NZ 'clan' links spawn book idea

Czech-born novelist, journalist and lecturer Juan Braun (left) catches up with his uncle, Jerry...
Czech-born novelist, journalist and lecturer Juan Braun (left) catches up with his uncle, Jerry Sigmond, in South Dunedin on Saturday. Photo by Gerard O'Brien.
Czech-born novelist, journalist and lecturer Juan Braun has written 30 books and sold hundreds of thousands of copies while tackling some of life's great mysteries - love, politics and spirituality.

Now he's turning his attention further south, to New Zealand, while on a trip to Dunedin to renew family links.

Dr Braun, aged in his 60s, has been in Dunedin for the past week catching up with his uncle, Jerry Sigmond (85).

The trip to Dunedin was part of a month-long tour of New Zealand to visit members of his 700-strong ''clan'' of relatives spread across the country, he said.

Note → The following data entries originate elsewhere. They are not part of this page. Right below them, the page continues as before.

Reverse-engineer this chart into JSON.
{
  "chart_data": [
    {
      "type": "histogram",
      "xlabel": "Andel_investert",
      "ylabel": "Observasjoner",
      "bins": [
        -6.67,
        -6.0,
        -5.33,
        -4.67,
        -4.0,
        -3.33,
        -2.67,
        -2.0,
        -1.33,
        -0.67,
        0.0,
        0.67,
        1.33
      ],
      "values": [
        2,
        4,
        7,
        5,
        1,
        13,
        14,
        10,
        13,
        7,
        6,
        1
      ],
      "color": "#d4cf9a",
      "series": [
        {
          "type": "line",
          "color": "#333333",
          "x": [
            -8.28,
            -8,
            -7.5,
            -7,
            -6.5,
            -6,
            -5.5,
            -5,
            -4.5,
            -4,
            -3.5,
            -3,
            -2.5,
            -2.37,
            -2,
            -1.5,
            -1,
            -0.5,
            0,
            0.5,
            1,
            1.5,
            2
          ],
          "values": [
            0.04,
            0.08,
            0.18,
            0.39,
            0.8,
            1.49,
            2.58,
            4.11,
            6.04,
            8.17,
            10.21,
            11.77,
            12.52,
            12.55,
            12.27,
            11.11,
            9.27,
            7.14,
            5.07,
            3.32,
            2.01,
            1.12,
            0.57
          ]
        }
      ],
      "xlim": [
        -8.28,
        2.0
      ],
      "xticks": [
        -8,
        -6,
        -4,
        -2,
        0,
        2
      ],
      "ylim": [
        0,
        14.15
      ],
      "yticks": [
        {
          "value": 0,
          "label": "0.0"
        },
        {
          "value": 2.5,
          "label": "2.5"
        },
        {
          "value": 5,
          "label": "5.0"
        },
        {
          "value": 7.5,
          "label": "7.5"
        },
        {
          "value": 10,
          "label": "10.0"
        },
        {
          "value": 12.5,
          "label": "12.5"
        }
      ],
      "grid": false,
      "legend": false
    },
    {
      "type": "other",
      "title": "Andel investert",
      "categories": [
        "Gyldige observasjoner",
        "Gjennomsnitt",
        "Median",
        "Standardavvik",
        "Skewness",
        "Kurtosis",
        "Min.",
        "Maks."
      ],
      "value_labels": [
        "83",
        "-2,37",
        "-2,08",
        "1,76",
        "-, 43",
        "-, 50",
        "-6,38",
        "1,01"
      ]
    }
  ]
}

That included Mr Sigmond, whom he had promised to visit when the pair were last together - 16 years ago in Prague, Dr Braun said.

''I promised him that I would one day come to New Zealand. I didn't give him a date and I took 16 years, but finally I said `all right'.''

Such were the family connections, he had already started to sketch the beginnings of a new book exploring his family history in New Zealand, Dr Braun told the Otago Daily Times.

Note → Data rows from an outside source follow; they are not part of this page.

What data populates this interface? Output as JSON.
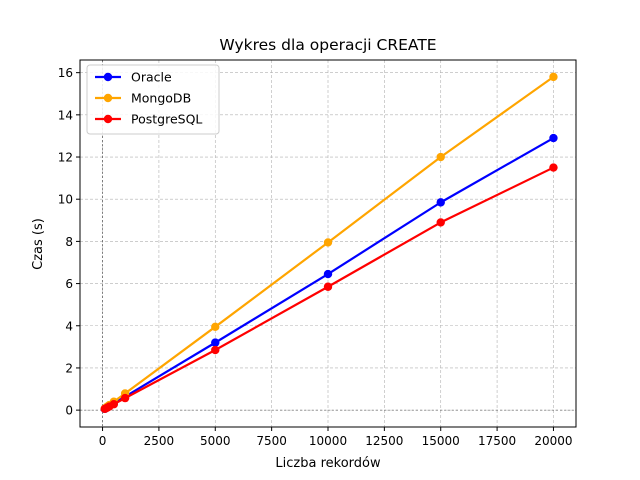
{
  "colors": {
    "oracle": "#0000ff",
    "mongodb": "#ffa500",
    "postgresql": "#ff0000",
    "grid": "#b0b0b0",
    "axis": "#000000"
  },
  "chart_data": {
    "type": "line",
    "title": "Wykres dla operacji CREATE",
    "xlabel": "Liczba rekordów",
    "ylabel": "Czas (s)",
    "xlim": [
      -1000,
      21000
    ],
    "ylim": [
      -0.8,
      16.6
    ],
    "xticks": [
      0,
      2500,
      5000,
      7500,
      10000,
      12500,
      15000,
      17500,
      20000
    ],
    "yticks": [
      0,
      2,
      4,
      6,
      8,
      10,
      12,
      14,
      16
    ],
    "grid": true,
    "grid_style": "dashed",
    "legend_position": "top-left",
    "x": [
      100,
      200,
      300,
      500,
      1000,
      5000,
      10000,
      15000,
      20000
    ],
    "series": [
      {
        "name": "Oracle",
        "color": "#0000ff",
        "values": [
          0.06,
          0.13,
          0.19,
          0.32,
          0.64,
          3.2,
          6.45,
          9.85,
          12.9
        ]
      },
      {
        "name": "MongoDB",
        "color": "#ffa500",
        "values": [
          0.08,
          0.16,
          0.24,
          0.4,
          0.79,
          3.95,
          7.95,
          12.0,
          15.8
        ]
      },
      {
        "name": "PostgreSQL",
        "color": "#ff0000",
        "values": [
          0.06,
          0.11,
          0.17,
          0.28,
          0.57,
          2.85,
          5.85,
          8.9,
          11.5
        ]
      }
    ]
  }
}
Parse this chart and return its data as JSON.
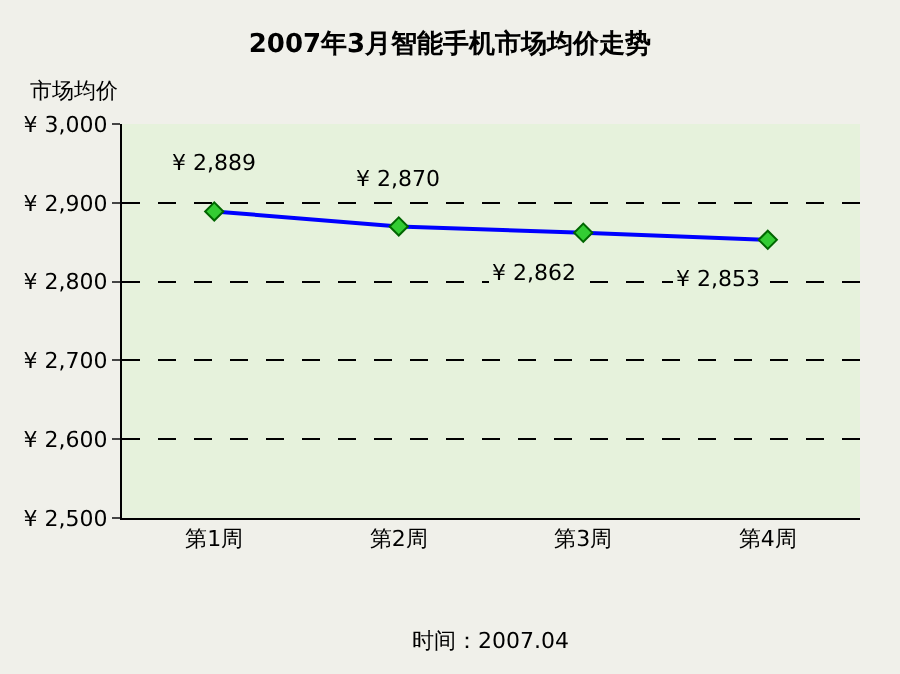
{
  "chart_data": {
    "type": "line",
    "title": "2007年3月智能手机市场均价走势",
    "ylabel": "市场均价",
    "categories": [
      "第1周",
      "第2周",
      "第3周",
      "第4周"
    ],
    "series": [
      {
        "color": "#0000ff",
        "values": [
          2889,
          2870,
          2862,
          2853
        ],
        "value_labels": [
          "¥ 2,889",
          "¥ 2,870",
          "¥ 2,862",
          "¥ 2,853"
        ]
      }
    ],
    "ylim": [
      2500,
      3000
    ],
    "yticks": [
      {
        "value": 2500,
        "label": "¥ 2,500"
      },
      {
        "value": 2600,
        "label": "¥ 2,600"
      },
      {
        "value": 2700,
        "label": "¥ 2,700"
      },
      {
        "value": 2800,
        "label": "¥ 2,800"
      },
      {
        "value": 2900,
        "label": "¥ 2,900"
      },
      {
        "value": 3000,
        "label": "¥ 3,000"
      }
    ],
    "grid": "y",
    "marker": "diamond",
    "line_style": "solid",
    "annotations": [
      "时间：2007.04"
    ]
  }
}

His parents and other family members were among those who fled Czechoslovakia when the communists seized power in 1948, and while some stayed in Europe, others moved as far away as Argentina, Australia and New Zealand.

Dr Braun said he planned to explore those links, including possible connections between his relatives and two former United States presidents - George Washington and John F. Kennedy.

However, he already had one thing in his favour for his genealogical quest.

''As a novelist, I can make things happen,'' he said.

Some of Dr Braun's previous works mixed historical figures, fact and fiction, including explorations of what - really - killed Argentina's former first lady, Eva Peron, and a romance between guerrilla leader Ernesto ''Che'' Guevara and an opera singer in Prague in 1966.

Others delved into erotic fiction, tales of romantic liaisons and spirituality, mixed with Dr Braun's other work as a university lecturer and journalist while based in Prague, where he lived for six months of each year.

The rest of his time was spent travelling to one of the 188 countries he has visited to date, and he was pleased to finally add New Zealand to the list.

''When I look at the map, you are too far, but I'm a traveller.''

Dr Braun also took time out while in Dunedin to visit another Czech-born writer, Dr Jindra Ticha, who fled the communists 40 years ago and also settled in Dunedin.

Dr Ticha was last year voted the 11th most influential Czech expatriate in a list of 20 selected by the Czech public, to officially recognise the contribution of Czechs who left the country during the communist era.

She was the only Australasian to make the list from the two million Czechs living abroad, joining luminaries such as tennis great Martina Navratilova and former United States secretary of state Madeleine Albright.

Dr Braun said he was impressed with New Zealand's scenery, but not with the country's high food prices. He expected to have a first draft of his new book completed within four months, and the results published sometime next year, when it would be translated from Spanish - the language he preferred to write in - to English.

Dr Braun travelled to Christchurch yesterday and was due to leave New Zealand for his next destinations, Thailand and Myanmar, this week.